Philippe saisit la feuille de papier qu’elle lui tend et le parcourt des yeux rapidement.

« Vous avez cru œuvrer pour le bien public, mais en réalité vous contribuez actuellement à siphonner l’argent des contribuables pour financer des banques et des intérêts privés qui visent à confisquer les liquidités pour asphyxier les peuples. En rachetant les dettes des états, les banques les précipitent dans la faillite et prennent le pouvoir. Alors, pour faire face à ce stratagème qui ronge la société comme un cancer, nous vous demandons de participer à une grande grève du zèle, en oubliant de répondre aux propositions de paiement en nature que vous recevrez dans les semaines qui viennent. Si vous n’avez pas répondu dans un délai inférieur à deux mois, l’état sera obligé d’accepter le mode de paiement de l’impôt qui vous aura été proposé. Les agents des impôts doivent comprendre qu’ils travaillent pour des banksters. »

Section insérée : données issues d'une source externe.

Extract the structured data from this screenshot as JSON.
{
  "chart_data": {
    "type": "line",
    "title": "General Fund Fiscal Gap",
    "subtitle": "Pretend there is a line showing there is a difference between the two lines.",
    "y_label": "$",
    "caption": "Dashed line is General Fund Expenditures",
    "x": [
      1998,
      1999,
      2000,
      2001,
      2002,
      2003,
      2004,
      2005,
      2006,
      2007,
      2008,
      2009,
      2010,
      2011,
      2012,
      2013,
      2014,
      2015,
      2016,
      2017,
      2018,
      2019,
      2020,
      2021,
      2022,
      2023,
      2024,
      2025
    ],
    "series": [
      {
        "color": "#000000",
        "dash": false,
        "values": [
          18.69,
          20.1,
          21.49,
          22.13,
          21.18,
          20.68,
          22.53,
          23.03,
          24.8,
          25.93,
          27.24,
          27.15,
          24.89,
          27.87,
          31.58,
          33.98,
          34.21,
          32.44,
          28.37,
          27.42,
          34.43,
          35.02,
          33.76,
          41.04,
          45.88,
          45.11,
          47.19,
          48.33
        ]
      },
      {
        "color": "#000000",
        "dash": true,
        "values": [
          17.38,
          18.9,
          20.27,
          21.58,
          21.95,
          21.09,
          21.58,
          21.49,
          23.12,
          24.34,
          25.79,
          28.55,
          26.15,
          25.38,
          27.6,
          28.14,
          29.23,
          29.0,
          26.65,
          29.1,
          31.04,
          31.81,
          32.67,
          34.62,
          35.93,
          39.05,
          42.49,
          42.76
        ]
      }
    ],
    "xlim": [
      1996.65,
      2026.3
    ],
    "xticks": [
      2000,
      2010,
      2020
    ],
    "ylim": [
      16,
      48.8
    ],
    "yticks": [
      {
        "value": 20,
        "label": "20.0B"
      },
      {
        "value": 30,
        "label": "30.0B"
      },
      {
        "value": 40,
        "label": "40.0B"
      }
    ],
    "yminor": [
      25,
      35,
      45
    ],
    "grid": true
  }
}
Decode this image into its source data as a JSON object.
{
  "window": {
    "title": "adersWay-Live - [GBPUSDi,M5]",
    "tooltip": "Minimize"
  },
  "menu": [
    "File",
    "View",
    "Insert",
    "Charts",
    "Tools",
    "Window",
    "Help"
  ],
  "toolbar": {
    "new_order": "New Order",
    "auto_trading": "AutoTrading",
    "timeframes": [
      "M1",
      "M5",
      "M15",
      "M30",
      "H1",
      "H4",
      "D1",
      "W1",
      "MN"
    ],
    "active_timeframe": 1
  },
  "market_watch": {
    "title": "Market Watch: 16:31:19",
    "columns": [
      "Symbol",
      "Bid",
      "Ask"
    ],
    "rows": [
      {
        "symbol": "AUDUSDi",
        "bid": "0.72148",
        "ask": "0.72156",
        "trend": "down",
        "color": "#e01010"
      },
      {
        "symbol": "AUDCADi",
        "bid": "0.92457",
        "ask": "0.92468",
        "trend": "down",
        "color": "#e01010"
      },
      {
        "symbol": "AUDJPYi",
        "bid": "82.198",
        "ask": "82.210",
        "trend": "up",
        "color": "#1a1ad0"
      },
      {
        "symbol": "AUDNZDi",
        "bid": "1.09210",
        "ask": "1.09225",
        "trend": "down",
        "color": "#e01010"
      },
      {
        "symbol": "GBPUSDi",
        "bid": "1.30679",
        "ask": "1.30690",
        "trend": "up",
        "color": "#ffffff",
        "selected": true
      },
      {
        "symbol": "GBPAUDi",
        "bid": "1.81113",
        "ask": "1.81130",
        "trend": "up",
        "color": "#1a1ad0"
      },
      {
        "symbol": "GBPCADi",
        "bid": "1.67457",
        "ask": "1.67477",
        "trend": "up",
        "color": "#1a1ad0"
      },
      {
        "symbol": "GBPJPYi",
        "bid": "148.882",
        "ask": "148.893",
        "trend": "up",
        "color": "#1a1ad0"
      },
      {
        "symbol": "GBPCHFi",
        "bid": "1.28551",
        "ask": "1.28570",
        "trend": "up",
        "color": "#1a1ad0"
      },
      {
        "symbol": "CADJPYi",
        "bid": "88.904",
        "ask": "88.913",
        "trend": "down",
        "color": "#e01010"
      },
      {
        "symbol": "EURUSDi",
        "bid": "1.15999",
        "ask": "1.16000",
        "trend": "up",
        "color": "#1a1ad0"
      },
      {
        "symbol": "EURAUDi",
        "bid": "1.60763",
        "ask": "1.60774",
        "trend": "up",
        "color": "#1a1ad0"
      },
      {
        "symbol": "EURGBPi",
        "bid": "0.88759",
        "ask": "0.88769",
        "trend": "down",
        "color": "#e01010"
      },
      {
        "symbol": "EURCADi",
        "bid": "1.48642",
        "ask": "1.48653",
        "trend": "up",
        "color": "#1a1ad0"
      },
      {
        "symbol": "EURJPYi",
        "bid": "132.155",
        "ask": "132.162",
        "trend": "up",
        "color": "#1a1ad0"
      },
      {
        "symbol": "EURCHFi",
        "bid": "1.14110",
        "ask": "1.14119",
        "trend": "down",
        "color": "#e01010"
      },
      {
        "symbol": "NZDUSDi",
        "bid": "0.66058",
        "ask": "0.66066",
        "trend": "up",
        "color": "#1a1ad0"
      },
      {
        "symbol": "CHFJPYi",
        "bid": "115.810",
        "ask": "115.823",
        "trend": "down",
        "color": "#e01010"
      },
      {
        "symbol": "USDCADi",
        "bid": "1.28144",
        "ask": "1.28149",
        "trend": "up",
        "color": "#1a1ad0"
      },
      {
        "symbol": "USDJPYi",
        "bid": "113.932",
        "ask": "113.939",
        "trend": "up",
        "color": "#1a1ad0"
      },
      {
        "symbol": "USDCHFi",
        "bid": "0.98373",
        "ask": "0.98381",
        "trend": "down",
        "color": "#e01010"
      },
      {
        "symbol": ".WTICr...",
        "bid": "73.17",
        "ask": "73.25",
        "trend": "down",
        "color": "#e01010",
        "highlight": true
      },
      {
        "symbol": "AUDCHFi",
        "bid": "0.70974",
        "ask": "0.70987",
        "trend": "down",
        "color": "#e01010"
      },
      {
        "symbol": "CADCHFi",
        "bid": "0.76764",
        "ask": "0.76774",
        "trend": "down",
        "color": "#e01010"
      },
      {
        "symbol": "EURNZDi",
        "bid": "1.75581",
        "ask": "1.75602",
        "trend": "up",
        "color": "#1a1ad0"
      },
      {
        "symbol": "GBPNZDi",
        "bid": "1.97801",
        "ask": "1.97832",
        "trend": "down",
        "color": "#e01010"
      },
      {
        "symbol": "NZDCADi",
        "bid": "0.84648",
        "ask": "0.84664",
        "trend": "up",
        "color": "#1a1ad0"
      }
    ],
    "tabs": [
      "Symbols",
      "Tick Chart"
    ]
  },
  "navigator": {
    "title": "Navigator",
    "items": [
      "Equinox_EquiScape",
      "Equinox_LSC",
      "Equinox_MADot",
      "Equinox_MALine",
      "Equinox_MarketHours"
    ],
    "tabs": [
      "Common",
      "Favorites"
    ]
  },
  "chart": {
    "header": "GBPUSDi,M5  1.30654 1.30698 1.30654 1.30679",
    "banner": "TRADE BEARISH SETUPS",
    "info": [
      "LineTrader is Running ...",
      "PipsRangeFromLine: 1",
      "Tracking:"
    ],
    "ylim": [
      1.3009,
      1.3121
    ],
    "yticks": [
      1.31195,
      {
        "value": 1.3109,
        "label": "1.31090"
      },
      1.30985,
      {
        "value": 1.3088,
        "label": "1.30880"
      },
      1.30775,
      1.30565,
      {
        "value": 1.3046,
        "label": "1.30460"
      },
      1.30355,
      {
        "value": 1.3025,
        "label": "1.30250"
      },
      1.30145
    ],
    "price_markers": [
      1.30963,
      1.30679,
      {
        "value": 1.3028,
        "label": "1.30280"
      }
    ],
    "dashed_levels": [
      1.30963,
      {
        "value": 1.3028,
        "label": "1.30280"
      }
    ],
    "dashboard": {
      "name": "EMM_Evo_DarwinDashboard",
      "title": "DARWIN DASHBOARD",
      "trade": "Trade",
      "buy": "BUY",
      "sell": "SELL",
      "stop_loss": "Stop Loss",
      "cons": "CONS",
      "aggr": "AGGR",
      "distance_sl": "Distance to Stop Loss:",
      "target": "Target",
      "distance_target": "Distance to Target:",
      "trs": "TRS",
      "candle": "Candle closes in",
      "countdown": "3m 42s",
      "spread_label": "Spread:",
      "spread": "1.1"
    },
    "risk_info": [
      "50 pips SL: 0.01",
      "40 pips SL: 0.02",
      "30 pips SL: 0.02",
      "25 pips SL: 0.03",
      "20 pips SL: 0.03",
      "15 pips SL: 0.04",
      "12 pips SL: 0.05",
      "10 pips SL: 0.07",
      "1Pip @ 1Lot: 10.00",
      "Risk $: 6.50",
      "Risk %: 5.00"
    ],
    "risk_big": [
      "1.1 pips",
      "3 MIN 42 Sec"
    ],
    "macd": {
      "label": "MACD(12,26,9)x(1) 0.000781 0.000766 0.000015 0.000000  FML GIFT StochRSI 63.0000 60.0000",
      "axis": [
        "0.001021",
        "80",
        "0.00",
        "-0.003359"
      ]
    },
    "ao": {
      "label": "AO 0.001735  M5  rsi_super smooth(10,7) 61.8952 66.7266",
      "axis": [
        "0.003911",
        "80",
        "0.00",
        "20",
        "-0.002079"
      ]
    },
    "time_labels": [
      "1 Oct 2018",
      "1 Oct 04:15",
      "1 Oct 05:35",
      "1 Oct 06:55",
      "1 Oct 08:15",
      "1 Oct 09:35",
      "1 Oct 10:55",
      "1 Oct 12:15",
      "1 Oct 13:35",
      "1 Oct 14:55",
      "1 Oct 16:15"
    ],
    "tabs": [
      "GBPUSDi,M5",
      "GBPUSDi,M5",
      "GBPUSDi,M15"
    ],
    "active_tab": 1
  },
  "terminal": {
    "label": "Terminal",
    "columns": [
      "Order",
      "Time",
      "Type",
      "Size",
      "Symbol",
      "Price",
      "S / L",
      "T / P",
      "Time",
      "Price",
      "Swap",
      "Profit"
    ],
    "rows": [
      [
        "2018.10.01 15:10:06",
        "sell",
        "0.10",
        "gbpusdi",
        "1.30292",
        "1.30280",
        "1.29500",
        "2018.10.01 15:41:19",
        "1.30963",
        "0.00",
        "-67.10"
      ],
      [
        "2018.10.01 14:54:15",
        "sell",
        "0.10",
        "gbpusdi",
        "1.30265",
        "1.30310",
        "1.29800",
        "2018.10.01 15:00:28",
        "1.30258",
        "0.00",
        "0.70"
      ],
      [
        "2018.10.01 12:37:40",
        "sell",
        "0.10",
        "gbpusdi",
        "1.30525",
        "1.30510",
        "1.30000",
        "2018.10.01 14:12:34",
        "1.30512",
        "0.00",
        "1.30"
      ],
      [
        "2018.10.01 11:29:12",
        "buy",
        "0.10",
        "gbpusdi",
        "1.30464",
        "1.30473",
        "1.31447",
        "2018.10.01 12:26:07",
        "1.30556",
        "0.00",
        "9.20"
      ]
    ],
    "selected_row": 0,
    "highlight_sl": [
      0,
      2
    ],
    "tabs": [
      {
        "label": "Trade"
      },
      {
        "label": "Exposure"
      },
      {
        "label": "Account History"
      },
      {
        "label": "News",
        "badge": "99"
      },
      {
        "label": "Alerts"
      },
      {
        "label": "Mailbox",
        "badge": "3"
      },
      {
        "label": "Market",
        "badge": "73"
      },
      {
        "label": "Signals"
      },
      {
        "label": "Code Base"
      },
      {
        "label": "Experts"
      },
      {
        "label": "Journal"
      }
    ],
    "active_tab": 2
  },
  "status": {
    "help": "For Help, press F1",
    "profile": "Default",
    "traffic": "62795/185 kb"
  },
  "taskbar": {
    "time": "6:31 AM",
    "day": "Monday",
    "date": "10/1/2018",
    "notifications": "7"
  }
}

« Je risque ma place en vous disant cela, mais vous devez savoir que toute la trésorerie, excepté monsieur le receveur, a fait acte de désobéissance civique en signe de protestation contre la spoliation de l’état par des intérêts privés. Nous ne sommes pas des employés de banque. Alors nous avons eu les coudes très lourds sur ces piles de lettres que nous avons reçues depuis trois mois. »
« Etrange, remarque Philippe, cette lettre ne porte la marque d’aucun syndicat. »

« Les syndicats sont contrôlés eux aussi, alors d’autres groupes se sont constitués. »

Philippe examine la lettre.

« Cette signature, en bas, les Avocats du Peuple… c’est la première fois que je la vois. »

« Sincèrement, je n’en sais pas plus Monsieur, désolée. »

Perplexe, Philippe adresse une mimique entendue à l’employée.

« O.K., je n’insiste pas, je finirai bien par savoir qui est derrière cette initiative. »

Un homme d’une trentaine d’années, qui observait discrètement la scène à quelques mètres et qui attendait le départ de l’agent du fisc se présente alors à Philippe en lui tendant la main.

« Je suis l’un de ces avocats qui ont signé cette circulaire », dit-il avec calme.

« Vraiment ? fait Philippe, vivement intéressé. Je ne sais pas comment vous vous y êtes pris, mais c’est un coup de maître. »

« Vous croyez ? demande l’avocat. Si les grands médias n’en parlent pas, nous aurons partiellement échoué. »

« Je ne suis pas d’accord, réplique Philippe. Vous avez réussi à gagner les consciences des agents du fisc, c’est énorme ! Je me demande vraiment comment vous avez fait ? »

« Infiltration de proche en proche, genre bouche à oreille, sans contact internet. »

« Merveilleux ! s’exclame Philippe, voilà qui sent bon les samizdat des dissidents soviétiques. »

« Oui, convient le jeune avocat, de par notre profession, nous avons vocation à œuvrer dans la plus parfaite discrétion. »

« Avec les nouvelles technologies, c’est de plus en plus difficile, observe Philippe. Vous avez une recette ? »

« Portables et mobiles éteints, batteries enlevées, pas de carte bancaire sur soi, ni rien qui puisse vibrer comme un micro. Voitures anciennes sans high-tech. Là, je dois dire que ça devient difficile à trouver. Mais nous aurons des solutions. »

« C’est heureux, car en matière d’espionnage des citoyens, l’Europe est bien pire que ne l’était l’U.R.S.S. »

« Oui, nous allons bientôt devoir apprendre à marcher dans la rue en évitant d’être tué pas un nanodrone. »

« Ou par notre téléphone. »

« Exact, la wifi peut se retourner contre ses usagers, c’est assez simple. »

« Une dernière question si je puis me permettre. »

« Allez-y, je sais que vous ne citerez pas vos sources. »

« Il y a des jeunes qui ne comprennent pas pourquoi nous devrions respecter le droit pour traiter avec des voleurs et des criminels. Ils veulent faire la révolution. »

« Aidez-nous à leur faire comprendre que la moindre violence détruira nos libertés et que nous aurons besoin du droit pour fonder une nouvelle société. »

« Oui, ceux qui programment les guerres et les révolutions, colorées ou non, sont évidemment ceux qui en tirent profit. »

« C’est ça, dites-leur bien d’apprendre à développer des comportements non programmés. »

« Open-mind en open-source pour un open-world. »

« Oui, ce doit être ça, la vraie transparence de l’intelligence collective. »

Alex Vicq, décembre 2014, Morphéus n° 67.